I recently came across the famous Robert Frost poem, “The Road Not Taken”. As a go-getter entrepreneur, you have already chosen the road less traveled. But also, as a tradesperson, you’ve also already chosen the road less traveled. It’s hard work, which is why not everyone does it.
Today, what are some steps we can take so we make our road not taken a road that produces prosperity for us and for our customers?
- Check for dead ends. Evaluate your business from every angle and make sure that there are no dead ends for your customers. As the poem says, “Yet knowing how way leads on to way/I doubted if I should ever come back.” Make sure that your customers know what is next. Their experience with you should never be just a one and done. If you have clearly defined next steps, your customers will never find themselves at a crossroads wondering who to do business with next.
- Ask money, “What do you think about this?” Warren Buffet’s #1 rule is don’t lose money. With everything that you purchase, ask your money its opinion on the purchase. Can money see several ways to justify the purchase, and does the purchase help you make more money?
- No important success is ever simple. There is so much work that goes into every success; make sure that you are simplifying all of your processes so you can maximize your output of success.

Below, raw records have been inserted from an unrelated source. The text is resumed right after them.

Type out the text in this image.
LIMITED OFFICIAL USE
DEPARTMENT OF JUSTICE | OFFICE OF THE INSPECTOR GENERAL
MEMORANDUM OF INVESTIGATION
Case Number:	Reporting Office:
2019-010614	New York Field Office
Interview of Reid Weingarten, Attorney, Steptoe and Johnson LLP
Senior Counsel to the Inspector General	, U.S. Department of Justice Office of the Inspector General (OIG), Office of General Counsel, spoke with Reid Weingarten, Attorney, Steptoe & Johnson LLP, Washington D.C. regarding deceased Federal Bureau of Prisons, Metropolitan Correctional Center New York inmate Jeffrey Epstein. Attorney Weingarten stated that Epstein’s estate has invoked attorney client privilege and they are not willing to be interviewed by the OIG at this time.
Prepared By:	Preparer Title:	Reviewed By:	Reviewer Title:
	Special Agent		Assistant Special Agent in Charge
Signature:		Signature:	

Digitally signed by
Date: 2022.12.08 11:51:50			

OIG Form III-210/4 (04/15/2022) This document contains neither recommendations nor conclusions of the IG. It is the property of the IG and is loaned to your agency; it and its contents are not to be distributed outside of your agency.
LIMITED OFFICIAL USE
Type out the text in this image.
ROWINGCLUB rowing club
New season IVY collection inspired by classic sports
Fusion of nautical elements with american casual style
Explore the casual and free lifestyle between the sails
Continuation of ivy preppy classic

- Are we happy? Take a step back today and check in with your happiness and your team’s happiness. We got into business because we thought we could do it better. That doesn’t have to come at the expense of our happiness. How can you boost morale today? I just got a new espresso machine for our office; my coffee lovers are over the moon, and it will be a fun feature to have during our onsite trainings for our members. As one employee said, “I don’t make my coffee at home now to make myself even more excited to come to work.” While it doesn’t have to be something material, evaluate happiness to make everyone at work more productive.
The Road Not Taken
Robert Frost
Two roads diverged in a yellow wood,
And sorry I could not travel both
And be one traveler, long I stood
And looked down one as far as I could
To where it bent in the undergrowth;
Then took the other, as just as fair,
And having perhaps the better claim,
Because it was grassy and wanted wear;
Though as for that the passing there
Had worn them really about the same,
And both that morning equally lay
In leaves no step had trodden black.
Oh, I kept the first for another day!
Yet knowing how way leads on to way,
I doubted if I should ever come back.
I shall be telling this with a sigh
Somewhere ages and ages hence:
Two roads diverged in a wood, and I—
I took the one less traveled by,
And that has made all the difference.